I will end up with four data frames, sampling_team_40 through sampling_team_70 that are all the same size. Here is a sample:

replicate indicates which sample it is (each individual team_season has 1000) and the _0 and _1 appended to each metric show the two separate groups. For example, the first row here is one sample of 40 games from the Bruins' 2009-10 season. Those 40 games were divided into two groups: the first group had 111 total unblocked shot attempts, and the second group had 132. Having the data structured this way will allow us to easily calculate the correlations.

We'll create another function to do so, called correlations, and use the lapply function again to apply that function over our four data frames.


correlations <- function(df) {

correlation <- df %>%
group_by(samplesize) %>%
summarize(raw_f = cor(fenwick_0, fenwick_1) ^ 2,
raw_rate = cor(f_60_0, f_60_1) ^ 2,
raw_f_pred = cor(fenwick_0, goals_1) ^ 2,
raw_rate_pred = cor(f_60_0, goal_60_1) ^ 2,

}

cor_all <- lapply(list(sampling_team_40, sampling_team_50, sampling_team_60, sampling_team_70), correlations)
cor <- bind_rows(cor_all)



That will result in a very simple data frame that looks like this:

And we can reshape that data to more easily create some graphs.
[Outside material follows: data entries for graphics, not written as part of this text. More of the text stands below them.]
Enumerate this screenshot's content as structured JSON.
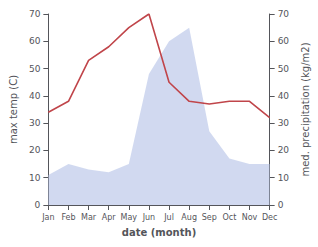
{
  "chart_data": {
    "type": "line",
    "xlabel": "date (month)",
    "ylabel": "max temp (C)",
    "y2label": "med. precipitation (kg/m2)",
    "categories": [
      "Jan",
      "Feb",
      "Mar",
      "Apr",
      "May",
      "Jun",
      "Jul",
      "Aug",
      "Sep",
      "Oct",
      "Nov",
      "Dec"
    ],
    "series": [
      {
        "type": "area",
        "axis": "y2",
        "color": "#b8c4e8",
        "values": [
          11,
          15,
          13,
          12,
          15,
          48,
          60,
          65,
          27,
          17,
          15,
          15
        ]
      },
      {
        "type": "line",
        "color": "#c0454a",
        "values": [
          34,
          38,
          53,
          58,
          65,
          70,
          45,
          38,
          37,
          38,
          38,
          32
        ]
      }
    ],
    "ylim": [
      0,
      70
    ],
    "yticks": [
      0,
      10,
      20,
      30,
      40,
      50,
      60,
      70
    ],
    "y2lim": [
      0,
      70
    ],
    "y2ticks": [
      0,
      10,
      20,
      30,
      40,
      50,
      60,
      70
    ],
    "grid": false
  }
}
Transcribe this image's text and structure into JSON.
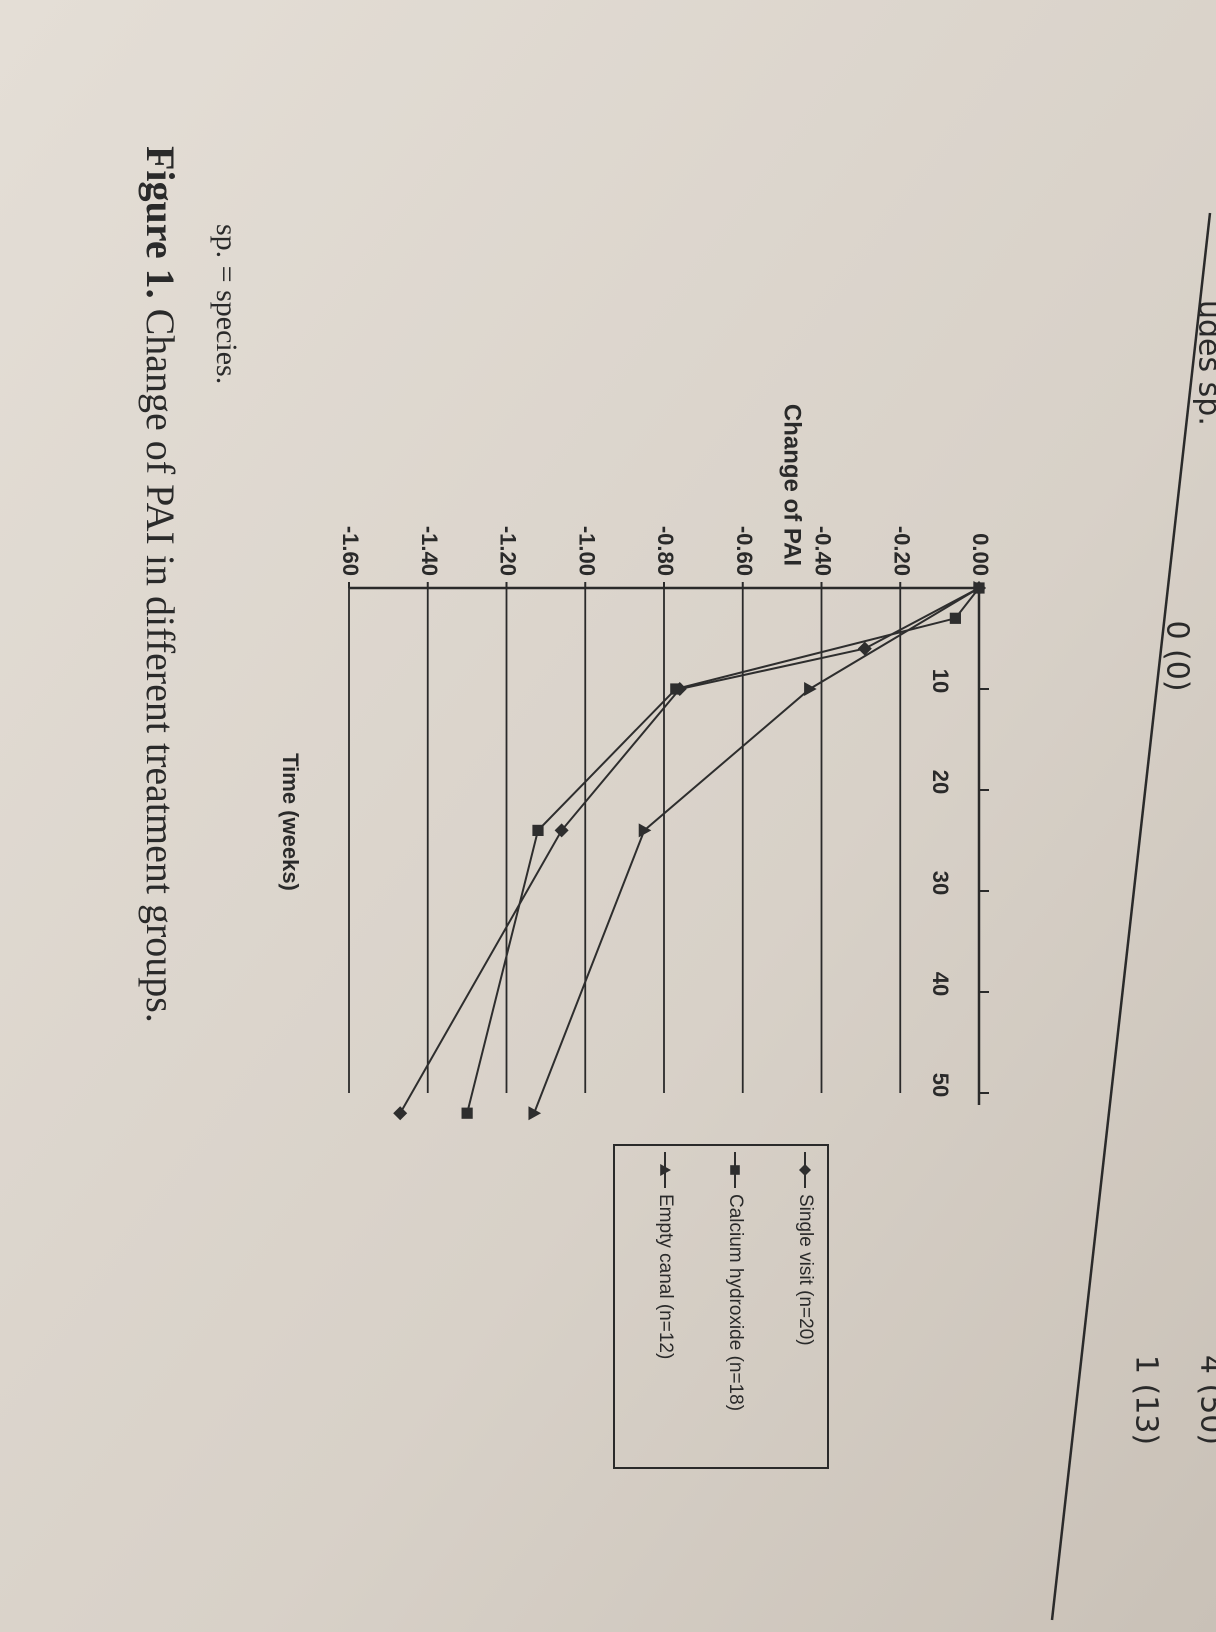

# Create graphs to compare----
# Reshape data to make it easier

cor_reshape <- cor %>%
pivot_longer(raw_f:adj_rate_pred, names_to = "metric", values_to = "R2") %>%
mutate(type = substr(metric, 1, 3)) %>%
arrange(type) %>%

cor_reshape %>%
ggplot(aes(fill = type, x = samplesize, y = R2)) +
geom_bar(stat = "identity", position = "dodge") +
labs(title = "Repeatability: Unblocked Shot Attempts", x = "Sample Size",
y = "R-Squared", fill = "Adjusted?") +
theme_linedraw() +
theme(axis.ticks = element_blank()) +
geom_text(aes(label = round(R2, 3)), position = position_dodge(10),  vjust = -0.5, size = 3) +
scale_fill_manual(values = c("#DDDDDD", "#CF8BA8"))

cor_reshape %>%
ggplot(aes(fill = type, x = samplesize, y = R2)) +
geom_bar(stat = "identity", position = "dodge") +
labs(title = "Repeatability: Unblocked Shot Attempt Rate", x = "Sample Size",
y = "R-Squared", fill = "Adjusted?") +
theme_linedraw() +
theme(axis.ticks = element_blank()) +
geom_text(aes(label = round(R2, 3)), position = position_dodge(10),  vjust = -0.5, size = 3) +
scale_fill_manual(values = c("#DDDDDD", "#CF8BA8"))

cor_reshape %>%
ggplot(aes(fill = type, x = samplesize, y = R2)) +
geom_bar(stat = "identity", position = "dodge") +
labs(title = "Predictivity: Unblocked Shot Attempt Rate", x = "Sample Size",
y = "R-Squared", fill = "Adjusted?") +
theme_linedraw() +
theme(axis.ticks = element_blank()) +
geom_text(aes(label = round(R2, 3)), position = position_dodge(10),  vjust = -0.5, size = 3) +
scale_fill_manual(values = c("#DDDDDD", "#CF8BA8"))



The two figures below show the R2 values for raw and adjusted values, by sample size, for the unblocked shot attempts and the unblocked shot attempt rate, respectively. As expected, the correlation increases along with the sample size. And although none of the R2 values are particularly large, they are consistently higher for the adjusted values. (As a comparison, Micah found a R2 value of 0.530 for a similar test with 5v5 adjusted values.)

Also as expected, the R2 value is much smaller when we look at prediction: how the unblocked shot attempt rate in one group predicts the goal rate in another group. Again as comparison: Micah used goal percentage instead for his prediction test and found a R2 value of 0.113.

My personal conclusion is that there appears to be some value from adjusting for score effects at 5v4, but I'm not sure it's enough to recommend score adjustment as common practice. For context, I'd also like to explore further into how score effects might affect the rate of drawing or taking penalties.